Ce qui distingue d’emblée le projet, c’est l’insistance de ses fondatrices sur la transmission. Linda Slaïm a placé au cœur du programme la « valorisation, la promotion et la transmission du patrimoine culturel algérien ». Pas un slogan de façade : la place accordée à la musique andalouse et au chant polyphonique dans la grille des disciplines le confirme. L’école mise sur « un enseignement de qualité », à la fois théorique et pratique, accessible à tous les âges. Pour le théâtre et les arts plastiques, deux disciplines que Nawel Ouadah qualifie volontiers de disciplines « aux exigences particulièrement élevées », l’établissement a recruté des « professeurs spécialisés » dont la mission sera d’« éveiller les instincts créatifs et artistiques » des élèves. L’encadrement général réunira des enseignants issus des écoles supérieures d’arts et du milieu associatif. La directrice pédagogique insiste sur un point : au-delà des exercices pratiques et des bases théoriques, les élèves devront développer ce qu’elle appelle l’« intelligence artistique » — la musicalité au sens large — et l’« esprit créatif ». La progression technique n’est pas une fin en soi ; c’est l’outillage qui permet ensuite à chacun de trouver sa propre voix.

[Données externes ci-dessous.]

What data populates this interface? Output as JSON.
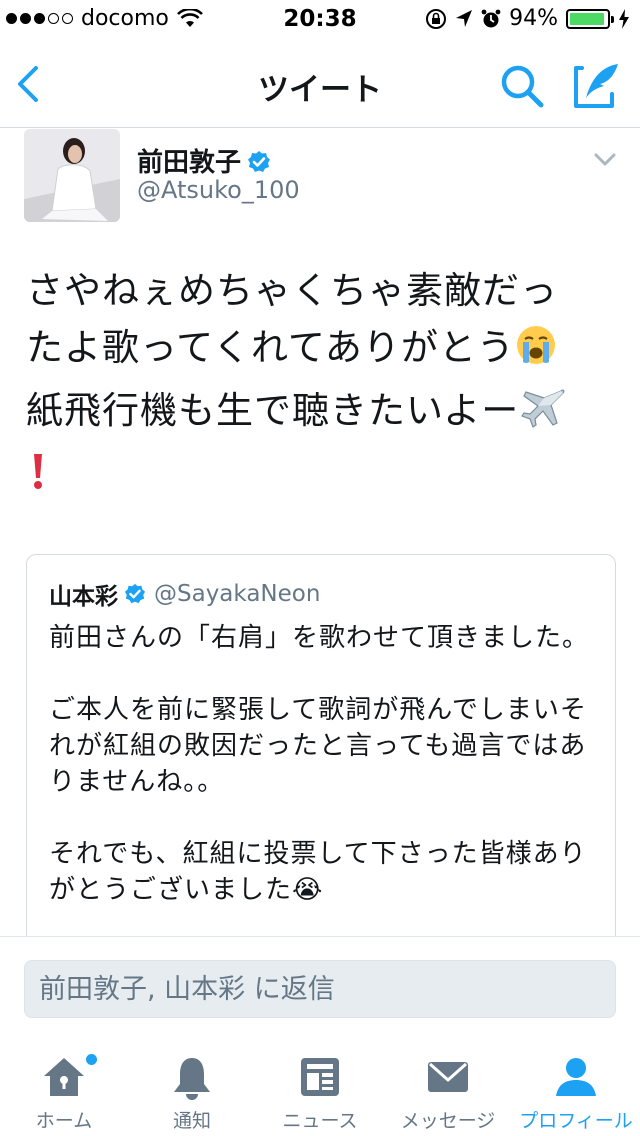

L’ambition finale, Linda Slaïm la formule sans détours : faire de « Corps et Accords » « un espace où chacun peut développer son talent, s’épanouir et explorer son potentiel artistique ». La formule pourrait sembler convenue si le programme ne lui donnait pas une consistance concrète. À Chéraga, l’école ouvre à un moment où la demande des familles algéroises pour une formation artistique structurée et sérieuse se fait de plus en plus visible — les parents présents vendredi pour inscrire leurs enfants en témoignaient. Reste à voir si l’offre sera à la hauteur de l’attente. Les premières sessions diront si « Corps et Accords » tient ses accords.
M. S.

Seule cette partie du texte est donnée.